Tourism – still a long way to go

BR Research September 12, 2019

Be it the local or international tourists, solo travelers, families, backpackers, or travel bloggers – Pakistan has not seen such improvement in tourism in at least the last three decades.  Without doubt, one key factor in boosting tourist-related activities has been the improving security situation in the country. Apart from that, the PTI government has been seen active on this front as well. The government’s five-year tenure includes efforts from simplifying visa regimes for many countries and promoting religious tourism to renovating and refurbishing hotels resorts and guest houses and developing new destinations.

While these efforts – and many others like CPEC boosting tourism – might look significant in turning things around for tourism in the country, there still is a long road ahead for improvement and for making tourism a real contributor to the economy. The country continues to fight myriad challenges while promoting tourism – a reminder of which has been summarised in WEF’s The Travel & Tourism Competitiveness Report 2019.

According to the report, Pakistan not only ranks at 121 out of 140 countries in T&T Competitiveness Index 2019 overall rankings, but also remains the least competitive country in South Asia when it comes to travel and tourism. Along the 14 key pillars of T&T Competitiveness Index, Pakistan’s also stood as the region’s least favourable country for safety and security conditions despite the improvement in the security situation in the country. The only notable improvement was seen along human resource and labour market sub-index. However, even after that, it stood at 135th rank out of 141 for HR and labour market pillar.

Much has been said about the country’s potential for tourism be it its mountain ranges, scenic valleys, Mughal heritage, ancient civilisation, religious history, long coastal belt, its culture of cuisine. But all this will not make the cut for local and foreign tourists and investors if Pakistan continues to be labelled a terrorist financing country; or if its metropolitan cities continue to top the charts as the least liveable cities around the world.
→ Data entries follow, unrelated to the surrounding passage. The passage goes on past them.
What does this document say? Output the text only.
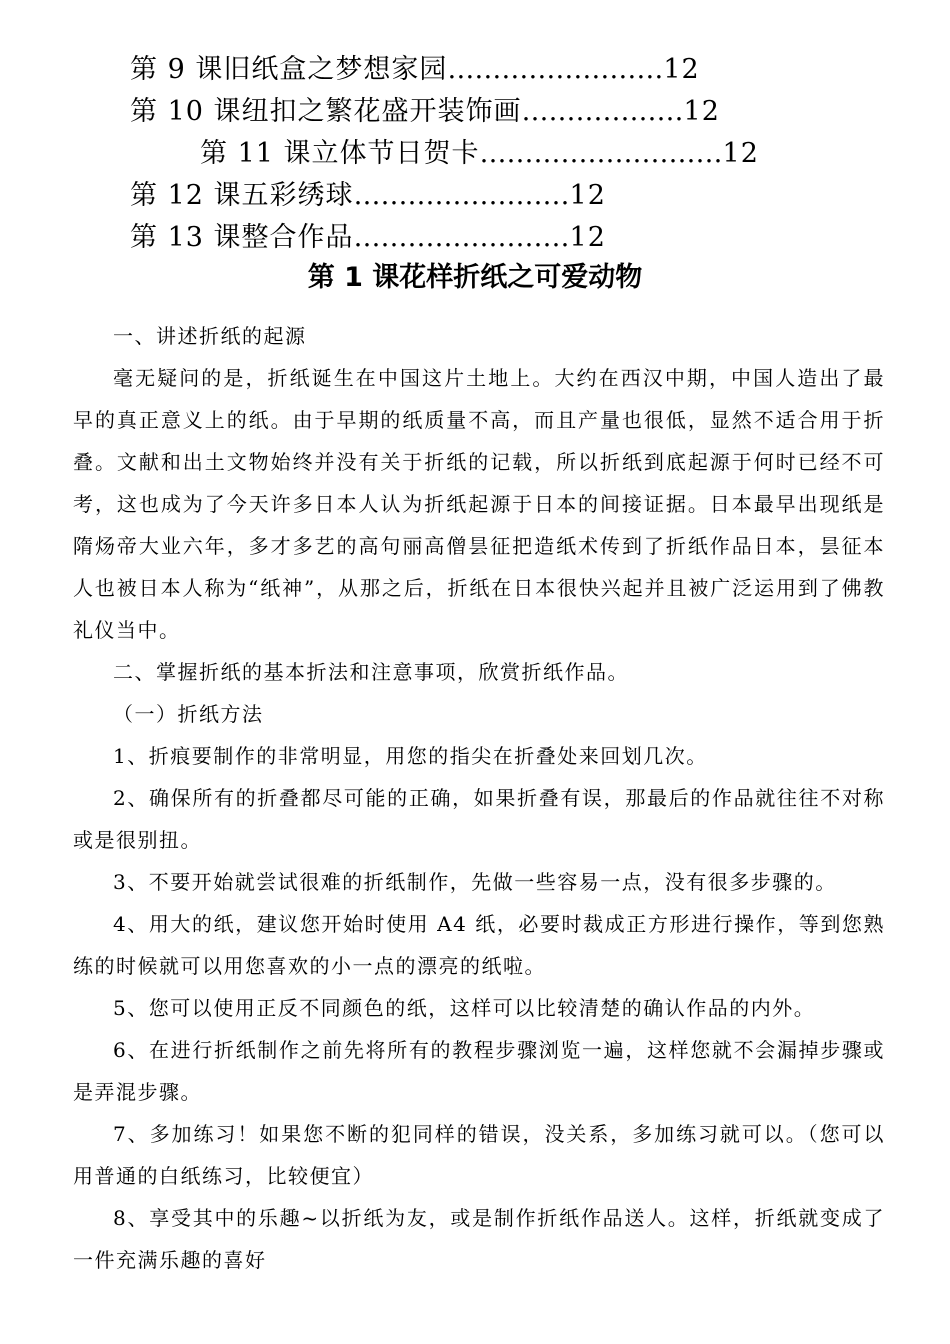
第 9 课旧纸盒之梦想家园……………………12
第 10 课纽扣之繁花盛开装饰画………………12
第 11 课立体节日贺卡………………………12
第 12 课五彩绣球……………………12
第 13 课整合作品……………………12
第 1 课花样折纸之可爱动物

一、讲述折纸的起源

毫无疑问的是，折纸诞生在中国这片土地上。大约在西汉中期，中国人造出了最早的真正意义上的纸。由于早期的纸质量不高，而且产量也很低，显然不适合用于折叠。文献和出土文物始终并没有关于折纸的记载，所以折纸到底起源于何时已经不可考，这也成为了今天许多日本人认为折纸起源于日本的间接证据。日本最早出现纸是隋炀帝大业六年，多才多艺的高句丽高僧昙征把造纸术传到了折纸作品日本，昙征本人也被日本人称为“纸神”，从那之后，折纸在日本很快兴起并且被广泛运用到了佛教礼仪当中。

二、掌握折纸的基本折法和注意事项，欣赏折纸作品。

（一）折纸方法

1、折痕要制作的非常明显，用您的指尖在折叠处来回划几次。

2、确保所有的折叠都尽可能的正确，如果折叠有误，那最后的作品就往往不对称或是很别扭。

3、不要开始就尝试很难的折纸制作，先做一些容易一点，没有很多步骤的。

4、用大的纸，建议您开始时使用 A4 纸，必要时裁成正方形进行操作，等到您熟练的时候就可以用您喜欢的小一点的漂亮的纸啦。

5、您可以使用正反不同颜色的纸，这样可以比较清楚的确认作品的内外。

6、在进行折纸制作之前先将所有的教程步骤浏览一遍，这样您就不会漏掉步骤或是弄混步骤。

7、多加练习！如果您不断的犯同样的错误，没关系，多加练习就可以。（您可以用普通的白纸练习，比较便宜）

8、享受其中的乐趣~以折纸为友，或是制作折纸作品送人。这样，折纸就变成了一件充满乐趣的喜好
Besides, human resource capacity building in the tourism sector as well as country’s brand building will go a long way in fixing the nuts and bolts of the tourism sector. Furthermore, there is a need to address other aspects of prime importance for travelers and tourists like tourist facilitation and assistance; and access to standard amenities, transport, communication and infrastructure – most of which still are at suboptimal standards when compared to the global tourist hot spots and regional melting pots!